Rusya başlangıçta taslak metinde "Hristiyanlığa ve medeniyete karşı suçlar" ifadesini önerdi, ancak Fransa ve Birleşik Krallık bunun "insanlığa ve medeniyete karşı suçlar" olarak değiştirilmesinde ısrar etti. 4 Kasım 1914'te Osmanlı Padişahı V. Mehmed Reşad dünyadaki tüm Müslümanları İngiltere, Fransa ve Rusya'ya karşı savaşmaya çağıran bir cihat ilan etmişti. Hem Büyük Britanya İmparatorluğu hem de Fransız İmparatorluğu milyonlarca Müslüman tebaaya sahip olduğundan, hem Londra'da hem de Paris'te isyan edebileceğine inanılan Müslüman tebaalarının sadâkati konusunda ciddi endişeler vardı. Fransızların ordusunda savaşan Mağrip bölgesinden çok sayıda Müslüman asker varken, Hint Ordusunun çoğunluğunu yine Müslümanlar oluşturuyordu. Şubat ayında, Hint Ordusu'na bağlı Müslüman 5. Hafif Piyade Alayı Singapur'da isyan etti ve bu olayın Osmanlı'nın cihat çağrısına bir yanıt olduğuna inanıldı. İngiliz Dışişleri Bakanı Sir Edward Grey, Delcassé ile birlikte Rusya tarafından hazırlanan taslakta yer alan, "savaşın bir din savaşı olduğu" şeklindeki Osmanlı çizgisine girmesine itiraz etti.

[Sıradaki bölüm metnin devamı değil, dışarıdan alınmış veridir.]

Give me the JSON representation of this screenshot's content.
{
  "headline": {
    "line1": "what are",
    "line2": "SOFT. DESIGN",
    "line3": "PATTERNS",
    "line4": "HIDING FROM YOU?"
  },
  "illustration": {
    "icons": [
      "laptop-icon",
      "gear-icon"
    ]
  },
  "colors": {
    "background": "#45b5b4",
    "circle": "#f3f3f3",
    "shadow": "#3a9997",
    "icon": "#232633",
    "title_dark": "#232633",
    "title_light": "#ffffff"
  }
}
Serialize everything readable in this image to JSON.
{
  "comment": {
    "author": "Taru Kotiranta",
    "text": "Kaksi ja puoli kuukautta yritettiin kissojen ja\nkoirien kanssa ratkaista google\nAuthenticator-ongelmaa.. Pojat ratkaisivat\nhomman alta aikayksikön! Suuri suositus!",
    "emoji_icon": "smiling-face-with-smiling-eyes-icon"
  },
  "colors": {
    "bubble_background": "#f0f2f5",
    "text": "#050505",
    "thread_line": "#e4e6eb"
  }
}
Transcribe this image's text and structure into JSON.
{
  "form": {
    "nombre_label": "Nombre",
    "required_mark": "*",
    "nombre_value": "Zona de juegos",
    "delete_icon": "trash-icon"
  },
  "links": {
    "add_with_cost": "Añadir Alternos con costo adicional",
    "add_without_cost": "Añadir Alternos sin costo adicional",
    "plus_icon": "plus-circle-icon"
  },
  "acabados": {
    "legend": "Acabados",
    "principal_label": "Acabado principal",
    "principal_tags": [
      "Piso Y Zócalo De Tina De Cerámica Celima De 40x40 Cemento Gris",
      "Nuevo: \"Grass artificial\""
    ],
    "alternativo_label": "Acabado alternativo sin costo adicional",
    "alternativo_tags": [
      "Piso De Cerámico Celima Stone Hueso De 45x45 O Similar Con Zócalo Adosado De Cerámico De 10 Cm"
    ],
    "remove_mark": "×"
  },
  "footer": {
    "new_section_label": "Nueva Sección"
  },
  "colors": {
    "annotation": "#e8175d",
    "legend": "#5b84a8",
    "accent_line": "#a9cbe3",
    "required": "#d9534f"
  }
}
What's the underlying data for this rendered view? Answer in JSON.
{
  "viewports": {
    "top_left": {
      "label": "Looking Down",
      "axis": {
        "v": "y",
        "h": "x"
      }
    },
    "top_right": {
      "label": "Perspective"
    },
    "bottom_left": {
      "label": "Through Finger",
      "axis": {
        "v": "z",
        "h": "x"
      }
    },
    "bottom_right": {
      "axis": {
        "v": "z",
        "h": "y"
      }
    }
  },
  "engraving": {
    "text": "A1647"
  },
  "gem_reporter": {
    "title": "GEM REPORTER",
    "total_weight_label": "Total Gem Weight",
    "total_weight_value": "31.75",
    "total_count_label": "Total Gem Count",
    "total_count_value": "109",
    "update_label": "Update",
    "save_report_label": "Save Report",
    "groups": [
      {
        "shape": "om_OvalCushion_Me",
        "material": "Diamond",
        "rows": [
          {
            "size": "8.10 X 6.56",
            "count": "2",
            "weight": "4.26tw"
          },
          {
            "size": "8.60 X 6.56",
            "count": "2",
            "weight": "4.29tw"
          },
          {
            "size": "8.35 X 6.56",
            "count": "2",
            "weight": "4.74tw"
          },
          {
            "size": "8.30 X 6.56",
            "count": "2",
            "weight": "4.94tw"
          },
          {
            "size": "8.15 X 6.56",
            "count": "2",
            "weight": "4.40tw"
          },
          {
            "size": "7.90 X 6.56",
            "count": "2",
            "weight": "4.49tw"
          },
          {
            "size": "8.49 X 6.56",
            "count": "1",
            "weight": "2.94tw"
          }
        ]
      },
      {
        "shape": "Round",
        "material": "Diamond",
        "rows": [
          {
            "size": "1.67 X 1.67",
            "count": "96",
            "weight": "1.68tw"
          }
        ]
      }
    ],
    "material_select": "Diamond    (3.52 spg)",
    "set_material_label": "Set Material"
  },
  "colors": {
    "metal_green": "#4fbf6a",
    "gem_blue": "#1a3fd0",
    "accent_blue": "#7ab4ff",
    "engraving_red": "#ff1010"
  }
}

Deklarasyonun son hali şöyleydi:

Osmanlı tepkisi

Bildiriye dair The New York Times gazetesinin ön sayfasında yer alan haber sütunu, 24 Mayıs 1915

Bildiri dünya çapında gazetelerde yazılı olarak yayımlandı. Osmanlı yönetimi, eylemlerine yasallık örtüsü kazandırmak ve bildirgeye tepki olarak üç gün sonra 27 Mayıs 1915'te Geçici Tehcir Kanunu (Sevk ve İskan Kanunu)'nu çıkardı. Tarihçi ve akademisyen Uğur Ümit Üngör tarafından bu kanun 24 Mayıs deklarasyonuyla ilişkilendirildi. 28 Mayıs 1915'te ABD Dışişleri Bakanlığı, ertesi gün Morgenthau'ya iletilen beyannamenin resmi bir kopyasını aldı. 3 Haziran 1915'te Morgenthau beyannameyi Sadrazam Said Halim Paşa'ya sundu. Bir gün sonra Said Halim Paşa, Morgenthau'ya, büyük ölçüde Konstantiniyye'deki Alman büyükelçiliğinden diplomatlar tarafından yazılan ve tüm katliamları reddeden bir nota sundu. Sadrazam, Ermeni cemaatinin toplu olarak ihanetten suçlu olduğunu ileri sürdü ve Bâb-ı Âli'nin kendi iyilikleri için onları zorunlu olarak farklı yerlerde iskan etmesinin gerekliliğini belirtti. Osmanlı hükûmeti deklarasyona uzun bir yanıt vererek, tüm suçlamaları yalan olarak kabul etti ve "İmparatorlukta Ermeni katliamları olduğu iddialarının tamamen düzmece olduğunu" belirtti. Ermenilerin tehcir edildiği kabul edilse de, verilen yanıtta tehcirin savaş bölgeleriyle sınırlı olduğu ve Ermenilerin kitlesel ayaklanmasının neden olduğu iddia edilen bir ulusal güvenlik ve acil durum ile hareket edildiği eklendi. Sosyolog Levon Çorbacıyan, bu tepkiyi daha sonraki inkâr örneklerinde de tekrarlanan Ermeni Soykırımı inkarının başlangıcı olarak kabul etmektedir.

Emsal olarak görülmesi

1915 deklarasyonu tarafından belirlenen ültimatomlar, 1919'daki Paris Barış Konferansında doğrudan İngilizlerin önerisine emsal oluşturdu. Yenilen ulusların liderlerini, en önemlisi de Alman İmparatoru II. Wilhelm'i savaş suçları ve insanlığa karşı suçlar için yargılamak için uluslararası bir mahkeme kurulmasını içermekteydi. Ancak, Amerika Birleşik Devletleri başkanı Woodrow Wilson, getirilen öneriye şiddetle karşı çıktı ve uluslararası mahkeme hiçbir zaman kurulmadı. Mayıs 1919'da İngilizler, İttihat ve Terakki'nin 67 liderini tutuldukları İstanbul'daki hapishanede gözaltına aldı ve onları yargılamak için Malta'ya götürdüler. 1920 Sevr Antlaşması hükümlerine göre, Osmanlı hükûmetinin işbirliği yapma konusundaki isteksizliği nedeniyle büyük sorunlar ortaya çıktı ve bunun üzerine Müttefik devletlere, Osmanlı yetkililerini soykırım suçundan yargılama yetkisi verildi. İngilizlerin Malta'da 67 sanık savaş suçlusunu yargılama girişimi, Osmanlı İmparatorluğu'nun kanıtlara erişime izin vermeyi reddetmesi nedeniyle engellendi.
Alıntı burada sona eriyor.